Porto and the Duoro Valley.

Our hotel in Portugal - Axis Vermar in Povoa de Varzim north of Porto (Oporto in English) - was as comfortable as the previous one in Spain. Again we enjoyed waiter service but only at lunch-time.  Sunday brought our scheduled half day trip to the city of Porto and a bodega. Our guide took around the town with much getting on and off the coach at various points to look at the sights. The cathedral is high up and we were glad of the coach ride up to it from where there is a panoramic view. 
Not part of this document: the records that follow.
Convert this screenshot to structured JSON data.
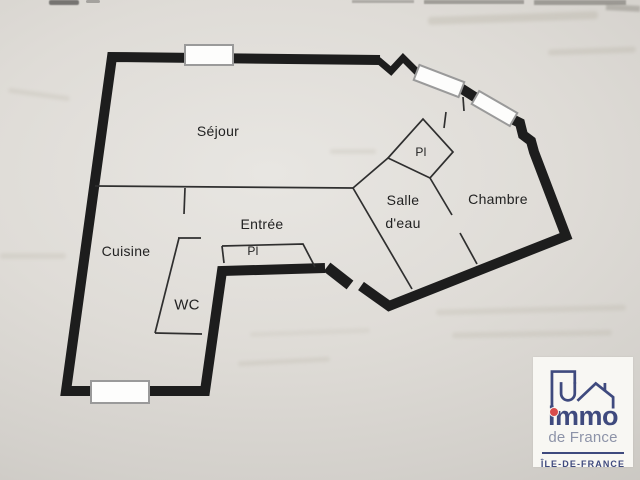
{
  "floorplan": {
    "rooms": {
      "sejour": "Séjour",
      "cuisine": "Cuisine",
      "entree": "Entrée",
      "wc": "WC",
      "salle_eau_l1": "Salle",
      "salle_eau_l2": "d'eau",
      "chambre": "Chambre",
      "placard_entree": "Pl",
      "placard_chambre": "Pl"
    },
    "colors": {
      "wall": "#1d1d1d",
      "interior_wall": "#2f2f2f",
      "window_frame": "#9a9a9a",
      "window_fill": "#fdfdfc"
    }
  },
  "logo": {
    "brand": "immo",
    "brand_sub": "de France",
    "region": "ÎLE-DE-FRANCE",
    "colors": {
      "navy": "#3f4a7e",
      "red": "#d84b4b",
      "slate": "#8d93a8"
    }
  }
}
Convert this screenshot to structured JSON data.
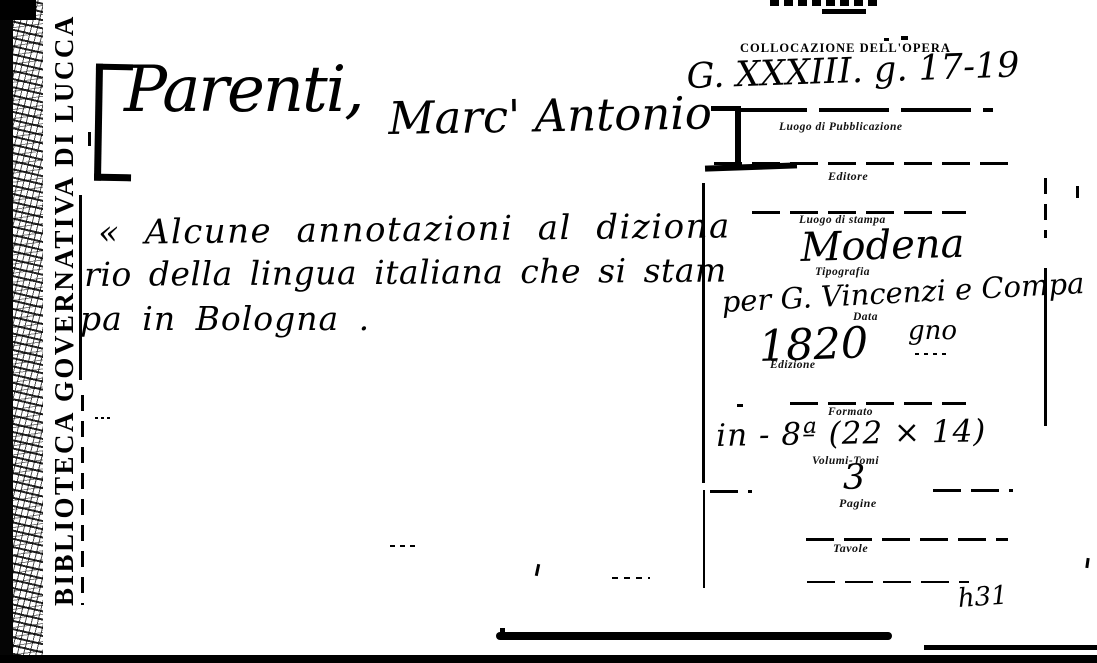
{
  "stamp": {
    "text": "BIBLIOTECA GOVERNATIVA DI LUCCA"
  },
  "heading": {
    "surname": "Parenti,",
    "forename": "Marc' Antonio"
  },
  "title": {
    "lines": [
      "« Alcune annotazioni al diziona",
      "rio della lingua italiana che si stam",
      "pa in Bologna ."
    ]
  },
  "form": {
    "collocazione_label": "COLLOCAZIONE DELL'OPERA",
    "collocazione_value": "G. XXXIII. g. 17-19",
    "luogo_pubblicazione_label": "Luogo di Pubblicazione",
    "editore_label": "Editore",
    "luogo_stampa_label": "Luogo di stampa",
    "luogo_stampa_value": "Modena",
    "tipografia_label": "Tipografia",
    "tipografia_value_line1": "per G. Vincenzi e Compa",
    "tipografia_value_line2": "gno",
    "data_label": "Data",
    "data_value": "1820",
    "edizione_label": "Edizione",
    "formato_label": "Formato",
    "formato_value": "in - 8ª (22 × 14)",
    "volumi_label": "Volumi-Tomi",
    "volumi_value": "3",
    "pagine_label": "Pagine",
    "tavole_label": "Tavole"
  },
  "notes": {
    "bottom_code": "h31"
  }
}
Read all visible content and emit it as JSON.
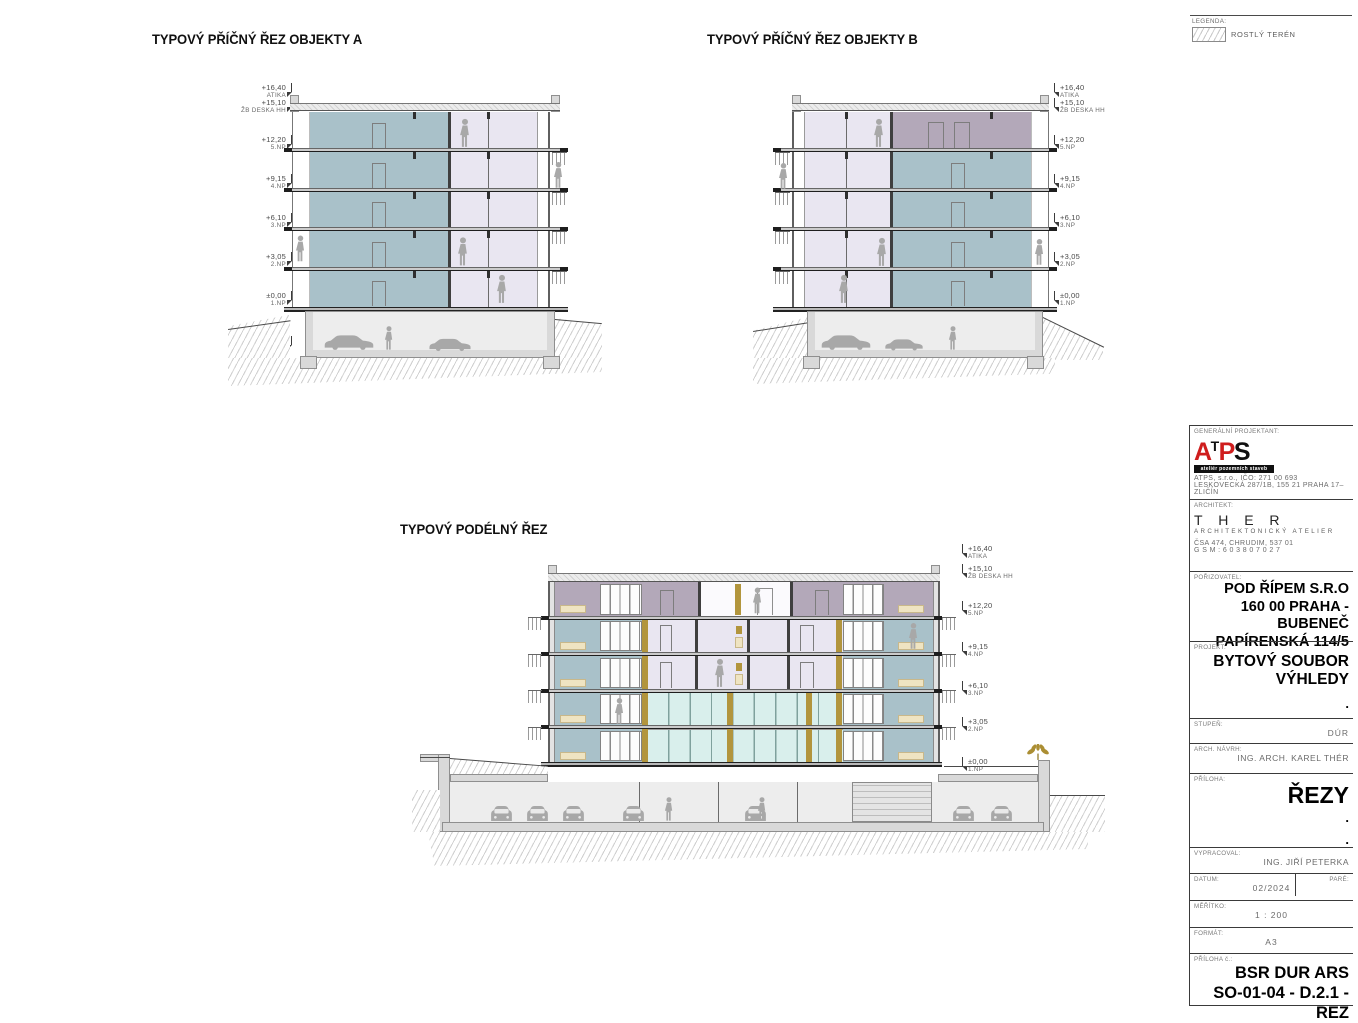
{
  "colors": {
    "wall_blue_gray": "#a9c1c9",
    "wall_lavender": "#e9e6f1",
    "wall_mauve": "#b3a8b9",
    "glass_mint": "#d9efec",
    "wood_gold": "#b2953d",
    "furniture_beige": "#efe4c2",
    "concrete": "#d9d9d9",
    "figure_gray": "#a8a8a8",
    "logo_red": "#cf1d1d"
  },
  "legend": {
    "title": "LEGENDA:",
    "terrain_label": "ROSTLÝ TERÉN"
  },
  "sections": {
    "a": {
      "title": "TYPOVÝ PŘÍČNÝ ŘEZ OBJEKTY A"
    },
    "b": {
      "title": "TYPOVÝ PŘÍČNÝ ŘEZ OBJEKTY B"
    },
    "l": {
      "title": "TYPOVÝ PODÉLNÝ ŘEZ"
    }
  },
  "levels": [
    {
      "elev": "+16,40",
      "name": "ATIKA"
    },
    {
      "elev": "+15,10",
      "name": "ŽB DESKA HH"
    },
    {
      "elev": "+12,20",
      "name": "5.NP"
    },
    {
      "elev": "+9,15",
      "name": "4.NP"
    },
    {
      "elev": "+6,10",
      "name": "3.NP"
    },
    {
      "elev": "+3,05",
      "name": "2.NP"
    },
    {
      "elev": "±0,00",
      "name": "1.NP"
    },
    {
      "elev": "-3,43",
      "name": "1.PP VJEZD"
    }
  ],
  "titleblock": {
    "general_label": "GENERÁLNÍ PROJEKTANT:",
    "logo_a": "A",
    "logo_t": "T",
    "logo_p": "P",
    "logo_s": "S",
    "logo_sub": "ateliér pozemních staveb",
    "company_line1": "ATPS, s.r.o., IČO: 271 00 693",
    "company_line2": "LESKOVECKÁ 287/1B, 155 21 PRAHA 17–ZLIČÍN",
    "architect_label": "ARCHITEKT:",
    "architect_name": "T H E R",
    "architect_sub": "ARCHITEKTONICKÝ ATELIER",
    "architect_addr": "ČSA 474, CHRUDIM, 537 01",
    "architect_gsm": "G S M :  6 0 3  8 0 7  0 2 7",
    "client_label": "POŘIZOVATEL:",
    "client_line1": "POD ŘÍPEM S.R.O",
    "client_line2": "160 00 PRAHA - BUBENEČ",
    "client_line3": "PAPÍRENSKÁ 114/5",
    "project_label": "PROJEKT:",
    "project_line1": "BYTOVÝ SOUBOR",
    "project_line2": "VÝHLEDY",
    "dot": ".",
    "stage_label": "STUPEŇ:",
    "stage_value": "DÚR",
    "arch_design_label": "ARCH. NÁVRH:",
    "arch_design_value": "ING. ARCH. KAREL THÉR",
    "annex_label": "PŘÍLOHA:",
    "annex_value": "ŘEZY",
    "prepared_label": "VYPRACOVAL:",
    "prepared_value": "ING. JIŘÍ PETERKA",
    "date_label": "DATUM:",
    "date_value": "02/2024",
    "pare_label": "PARÉ:",
    "scale_label": "MĚŘÍTKO:",
    "scale_value": "1 : 200",
    "format_label": "FORMÁT:",
    "format_value": "A3",
    "annex_no_label": "PŘÍLOHA č.:",
    "annex_no_line1": "BSR DUR ARS",
    "annex_no_line2": "SO-01-04 - D.2.1 - REZ"
  }
}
Then it was on to the Graham's Bodega and tour of the cellars. Naturally there was a tasting - tawny and ruby - followed by a look around the shop.
The Duoro Valley was the realisation of another dream for me. 
This full day trip would take us through the mountains where the countryside changed as we headed east. Our first stop was the in Amarante in the mountains where there was an old church on the river, and a convent with cloisters; and of course, a cafe for the all important comfort stop. Then it was on to Peso da Regua on the Duoro river where we had an arranged lunch stop to consume our packed lunches in a cafe and time to look around if we wanted to. (We weren't always eating and drinking!). On the top of the mountain, dominating the valley, was a huge figure of the famous Sandeman man with his long black cloak and sombrero. I remember one of my aunties always bought Sandeman sherry at Christmas (from Spain).
Crossing the river, our driver took us deep into the valley with mountains rising on either side. These were mountains with a difference though. Not covered in the usual trees, these were covered with rows and rows of vines growing on terraces as they [vines]cascaded down the mountainsides.
Reaching the Sandeman bodega, we were greeted by a young lady dressed in the long dark student's cape and sombrero. After a tour of the bodega we had a tasting - this time of white port and ruby. From the terrace outside there were the most stupendous views across the valley and, I was told, the little village of Pinhao across the river. 

Our tour manager encouraged us to have a group photo; everyone put their cameras on the table so that she and the guide could take about twenty photos quickly.
We spent the last two days, quietly around the hotel and the area. Povoa de Varzim has a long sea front and an interesting old town. It was delightful to see the groups of school children having games on the beach. Each group(class) had a different colour hat for identification. 
With more items in our treasure chest of dreams being put into our memory box of adventures, we were ready for home.